Alexander Lebedev, owner of the London Evening Standard newspaper, said he may be interested in remaking fellow billionaire Rupert Murdoch’s News of the World if the Russian investor is able to sell some assets.
“I wish, but I don’t think my pocket is deep enough at the moment, but if I’m able to sell any of my businesses, be it Aeroflot or banking, then I’m really very much interested,” Lebedev said in an interview July 15 in his Moscow office. “Half-jokingly, I would say I wish I could remake the News of the World under a different brand: World News.”
Murdoch’s News Corp. was forced to close the News of the World and abandon its bid for British Sky Broadcasting Group Plc this month after rival newspapers reported the tabloid hacked the phones of victims of violence, including a missing schoolgirl who was later found murdered.
London’s Metropolitan Police is investigating the hacking and allegations that News Corp.’s British newspaper unit, News International, paid officers to get stories. Murdoch, 80, denied any knowledge of phone hacking and payments to police at the News of the World, blaming “people I trusted” during three hours of questioning by British lawmakers yesterday.
A former lawmaker in Russia’s lower house of parliament and a KGB officer who worked at the Soviet Embassy in London during the Cold War, Lebedev now has a fortune valued by Forbes magazine at $2.1 billion. His National Reserve Corp.’s holdings include a stake in Russia’s flagship airline OAO Aeroflot and in banking, construction, property, agriculture and media companies.
Lebedev, 51, said he would use a remade version of the defunct newspaper to raise interest in stories about corruption and wrongdoing by rich and powerful people.

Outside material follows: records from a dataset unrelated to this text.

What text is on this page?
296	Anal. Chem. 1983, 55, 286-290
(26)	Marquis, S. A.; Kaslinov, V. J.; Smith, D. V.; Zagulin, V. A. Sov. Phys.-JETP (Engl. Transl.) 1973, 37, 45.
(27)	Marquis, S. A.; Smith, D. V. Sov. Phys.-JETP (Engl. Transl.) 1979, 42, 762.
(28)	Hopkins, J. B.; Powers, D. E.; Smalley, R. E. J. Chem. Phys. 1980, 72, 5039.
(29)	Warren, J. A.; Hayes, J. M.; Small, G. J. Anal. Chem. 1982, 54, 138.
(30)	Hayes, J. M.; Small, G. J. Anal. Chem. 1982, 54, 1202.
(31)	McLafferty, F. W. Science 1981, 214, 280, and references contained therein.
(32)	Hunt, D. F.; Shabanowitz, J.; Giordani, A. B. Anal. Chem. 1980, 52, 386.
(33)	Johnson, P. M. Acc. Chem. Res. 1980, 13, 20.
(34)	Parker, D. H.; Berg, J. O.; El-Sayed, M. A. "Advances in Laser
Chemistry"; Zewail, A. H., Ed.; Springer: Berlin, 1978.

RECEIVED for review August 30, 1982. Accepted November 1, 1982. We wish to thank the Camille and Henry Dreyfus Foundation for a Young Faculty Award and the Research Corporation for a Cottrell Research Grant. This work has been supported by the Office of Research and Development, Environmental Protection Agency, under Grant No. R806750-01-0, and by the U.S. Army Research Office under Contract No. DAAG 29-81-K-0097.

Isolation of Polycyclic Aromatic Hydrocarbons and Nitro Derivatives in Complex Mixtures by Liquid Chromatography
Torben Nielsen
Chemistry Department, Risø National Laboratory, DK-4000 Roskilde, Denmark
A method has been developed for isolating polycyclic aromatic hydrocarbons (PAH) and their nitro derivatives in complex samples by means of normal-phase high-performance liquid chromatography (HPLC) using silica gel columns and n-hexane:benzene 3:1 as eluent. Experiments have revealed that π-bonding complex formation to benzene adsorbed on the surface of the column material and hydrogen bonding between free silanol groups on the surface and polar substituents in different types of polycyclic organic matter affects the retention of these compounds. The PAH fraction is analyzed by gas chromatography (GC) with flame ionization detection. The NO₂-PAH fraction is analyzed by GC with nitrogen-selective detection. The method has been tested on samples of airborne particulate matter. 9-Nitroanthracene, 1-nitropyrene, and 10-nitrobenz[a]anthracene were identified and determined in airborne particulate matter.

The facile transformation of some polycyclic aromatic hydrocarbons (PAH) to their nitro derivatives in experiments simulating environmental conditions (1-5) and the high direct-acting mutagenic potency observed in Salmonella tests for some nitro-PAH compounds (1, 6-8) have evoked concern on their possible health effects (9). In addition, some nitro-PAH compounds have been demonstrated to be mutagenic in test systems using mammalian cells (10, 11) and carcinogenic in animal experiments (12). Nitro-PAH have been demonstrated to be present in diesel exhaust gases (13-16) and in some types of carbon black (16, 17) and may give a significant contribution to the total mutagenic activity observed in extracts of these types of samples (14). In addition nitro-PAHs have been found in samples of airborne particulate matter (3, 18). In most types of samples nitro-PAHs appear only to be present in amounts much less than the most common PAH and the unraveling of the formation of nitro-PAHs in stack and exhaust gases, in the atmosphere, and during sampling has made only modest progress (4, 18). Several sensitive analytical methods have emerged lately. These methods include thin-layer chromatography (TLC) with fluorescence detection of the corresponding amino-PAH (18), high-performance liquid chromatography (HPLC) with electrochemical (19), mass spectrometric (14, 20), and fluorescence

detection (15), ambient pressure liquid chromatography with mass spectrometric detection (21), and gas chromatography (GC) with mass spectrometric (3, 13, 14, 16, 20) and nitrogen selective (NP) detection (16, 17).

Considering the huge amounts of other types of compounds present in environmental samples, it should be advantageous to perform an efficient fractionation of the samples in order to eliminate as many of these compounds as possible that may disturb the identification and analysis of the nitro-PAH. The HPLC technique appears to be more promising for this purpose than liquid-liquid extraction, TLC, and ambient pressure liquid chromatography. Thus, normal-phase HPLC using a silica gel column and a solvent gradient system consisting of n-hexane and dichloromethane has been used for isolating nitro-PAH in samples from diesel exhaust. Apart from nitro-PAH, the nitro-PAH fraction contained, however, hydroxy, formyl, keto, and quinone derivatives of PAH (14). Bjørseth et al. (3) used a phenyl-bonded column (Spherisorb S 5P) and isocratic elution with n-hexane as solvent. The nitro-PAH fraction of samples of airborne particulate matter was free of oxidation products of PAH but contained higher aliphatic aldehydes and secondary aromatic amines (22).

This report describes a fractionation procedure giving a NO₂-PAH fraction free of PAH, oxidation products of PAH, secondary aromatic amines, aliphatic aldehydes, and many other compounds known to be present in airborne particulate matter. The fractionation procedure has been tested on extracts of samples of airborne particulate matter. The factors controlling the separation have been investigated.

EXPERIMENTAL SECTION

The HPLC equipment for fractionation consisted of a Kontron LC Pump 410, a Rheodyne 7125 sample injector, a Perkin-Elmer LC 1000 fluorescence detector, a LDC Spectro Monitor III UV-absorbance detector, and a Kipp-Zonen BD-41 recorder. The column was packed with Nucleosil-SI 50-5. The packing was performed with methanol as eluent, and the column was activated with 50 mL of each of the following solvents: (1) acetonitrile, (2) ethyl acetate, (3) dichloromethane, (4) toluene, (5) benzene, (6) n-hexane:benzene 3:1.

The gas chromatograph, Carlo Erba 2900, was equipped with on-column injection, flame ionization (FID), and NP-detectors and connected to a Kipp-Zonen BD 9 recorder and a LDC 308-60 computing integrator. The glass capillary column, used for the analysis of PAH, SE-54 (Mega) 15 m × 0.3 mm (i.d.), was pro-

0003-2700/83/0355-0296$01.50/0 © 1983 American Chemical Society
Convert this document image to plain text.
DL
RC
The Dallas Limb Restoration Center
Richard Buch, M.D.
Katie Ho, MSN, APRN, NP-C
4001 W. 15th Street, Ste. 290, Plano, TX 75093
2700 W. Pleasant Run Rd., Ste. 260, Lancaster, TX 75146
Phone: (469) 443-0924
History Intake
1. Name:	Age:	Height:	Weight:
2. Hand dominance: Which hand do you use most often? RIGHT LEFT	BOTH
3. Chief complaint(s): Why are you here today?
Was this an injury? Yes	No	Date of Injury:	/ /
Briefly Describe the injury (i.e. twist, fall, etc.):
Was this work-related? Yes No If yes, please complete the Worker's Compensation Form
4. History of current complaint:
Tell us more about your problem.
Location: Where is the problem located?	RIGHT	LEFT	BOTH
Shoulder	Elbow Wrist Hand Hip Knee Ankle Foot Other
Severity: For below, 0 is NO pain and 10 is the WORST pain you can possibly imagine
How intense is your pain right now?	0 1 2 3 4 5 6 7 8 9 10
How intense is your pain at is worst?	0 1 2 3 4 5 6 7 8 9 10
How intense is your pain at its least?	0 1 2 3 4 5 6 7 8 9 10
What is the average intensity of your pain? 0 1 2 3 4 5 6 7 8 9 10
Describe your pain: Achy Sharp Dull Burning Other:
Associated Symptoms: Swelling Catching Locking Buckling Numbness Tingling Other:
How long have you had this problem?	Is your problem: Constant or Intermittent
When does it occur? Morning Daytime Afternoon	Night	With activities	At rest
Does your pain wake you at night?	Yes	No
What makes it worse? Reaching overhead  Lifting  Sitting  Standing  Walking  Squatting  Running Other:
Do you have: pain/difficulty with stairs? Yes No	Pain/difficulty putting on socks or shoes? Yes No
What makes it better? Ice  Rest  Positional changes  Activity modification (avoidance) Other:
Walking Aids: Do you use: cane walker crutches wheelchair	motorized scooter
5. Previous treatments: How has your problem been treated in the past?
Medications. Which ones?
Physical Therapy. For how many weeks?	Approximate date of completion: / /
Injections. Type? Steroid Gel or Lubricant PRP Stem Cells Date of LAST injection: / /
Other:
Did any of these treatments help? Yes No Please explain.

Murdoch’s newspapers worked in the public interest, aside from “playing on the least attractive strings of human nature,” he said.
“Let me just make a funny suggestion: so I decide tomorrow to relaunch News of the World, but calling it Worlds News,” he said. “I will be focusing not on interfering with a killed girl, phone hacking, but would need the journalists to really investigate -- and during investigations you have to observe the laws.”
Lebedev said in May he would quit business in Russia, citing pressure from the Federal Security Service, or FSB, the main successor to the Soviet KGB.
In November, he asked Prime Minister Vladimir Putin to intervene after law enforcement officials raided his National Reserve Bank. The raid was retribution for allegations of corruption printed in Novaya Gazeta, the Moscow weekly newspaper he owns with Mikhail Gorbachev, he said.
Being a newspaper owner in Russia and Britain is now a personal “mission” rather than a purely commercial endeavor, Lebedev said in the interview.
Novaya Gazeta is seeking permission from Moscow Mayor Sergei Sobyanin to start distributing a daily version of the publication in Moscow subway stations, a venture Lebedev said will cost about $10 million. Lebedev, who also owns the Independent daily in the U.K., started a weekly tabloid in London called “i.”
“i” is interesting, based on what the British public is saying, but we have a lot of work ahead of us,” he said. “The Evening Standard is doing much better, the Independent is OK, we are working with it.”
To focus more on his publishing business, Lebedev said he may sell his stake of about 15 percent in Aeroflot and lower his holding in National Reserve Bank to 25-30 percent. The bank -- of which his National Reserve Corp. owns 74 percent, according to the lender’s website -- may hold an initial public offering at the end of 2012, he added.
“I would be the happiest person to actually get rid of everything, sell it, and just go into publishing and investigative journalism,” Lebedev said.